The rival group in La Jolla, which calls itself the La Jolla Community Planners Group, is proposing shorter term limits for members, night meetings to boost attendance, electronic voting and designating one board seat as vice president of community outreach.
“This diverse and unique group of individuals bring a fresh new perspective, commitment and a depth of knowledge about the community,” said Suzanne Baracchini, a leader of the rival effort.
Baracchini said her group intends, if chosen, to combine with the existing neighborhood group to preserve crucial institutional knowledge while boosting diversity.
The existing group, the La Jolla Community Planners Association, says it adequately reflects the neighborhood’s demographics and should not be ousted. It also vows to become more diverse.
“Overall, the data suggest that although the LJCPA Trustees are broadly reflective of La Jolla, it must remain a priority for LJCPA to recruit Trustees who are less affluent and/or rent rather than own their residences,” the group says in its application.
The data show no one on the board of the existing group is under 50, even though fewer than half of La Jolla residents are under 50, and the board is 93 percent White while La Jolla overall is 73 percent White.
In addition, three-quarters of the board has annual household incomes of over $200,000, while less than half of La Jolla overall has incomes that high.
In Hillcrest, a group called Vibrant Uptown is trying to oust the existing group Uptown Planners. Both groups are seeking the represent Uptown, an area that includes Hillcrest, Bankers Hill, Park West, Mission Hills and University Heights.
The key difference is between their stances on housing development: Vibrant supports the high-rise and mid-rise projects city leaders want in the area, while the current group has typically opposed high-rises, citing concerns about neighborhood character and infrastructure to support such population growth.
Vibrant Uptown says its group has more renters than Uptown Planners and that they are planning an aggressive outreach effort to attract more members of color.
“We believe our initial board list reflects much of the diversity of the Uptown community,” three of the new group’s leaders — Zach Thompson, Michael Donovan and Gail Friedt — said in their application.
Uptown Planners says it will make efforts to boost diversity.

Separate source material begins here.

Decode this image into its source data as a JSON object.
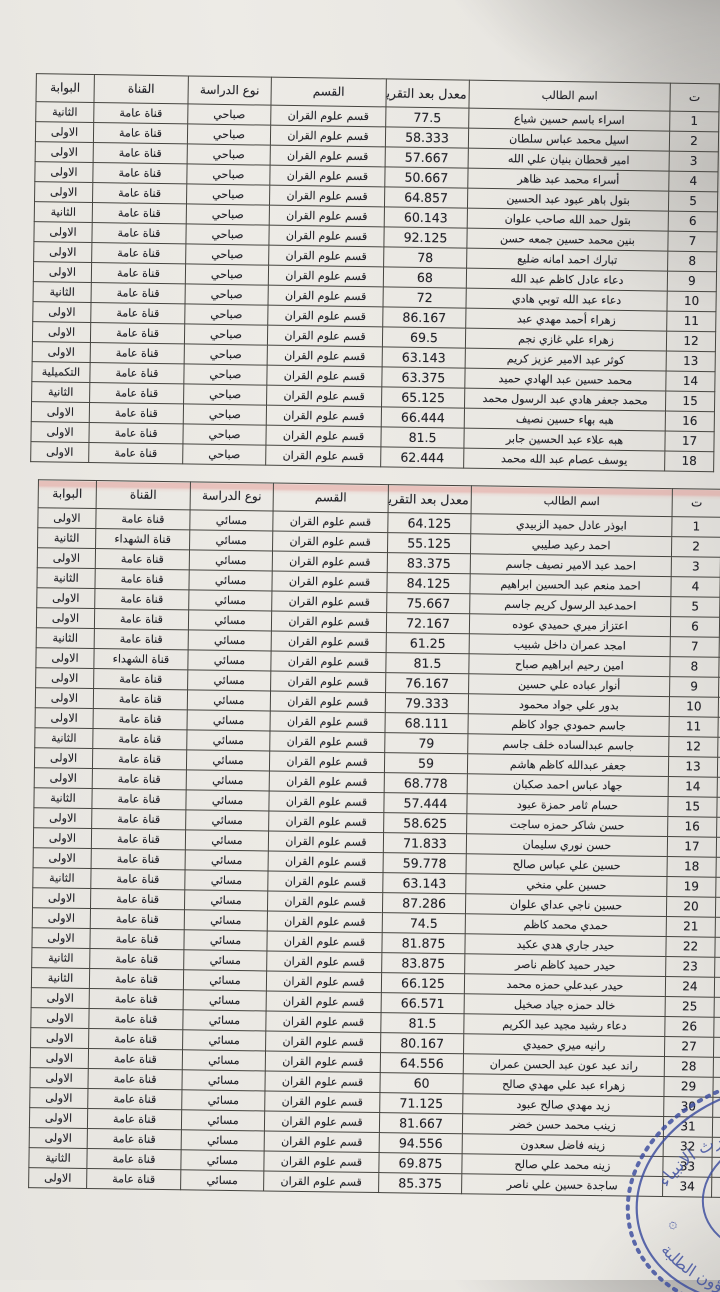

“The Uptown Planners Community Planning Group is committed to engaging a broad and diverse cross-section of our community,” it says in its application.
The battle continues an ongoing power struggle between growth advocates and critics that began in 2019, when a group of pro-growth residents took over the current Uptown group by winning several seats on its board. But slow-growth supporters struck back in the 2021 election and solidified their power in 2023.
The council’s Land Use and Housing Committee is scheduled to consider the neighborhood group applications before they go to the full council in May.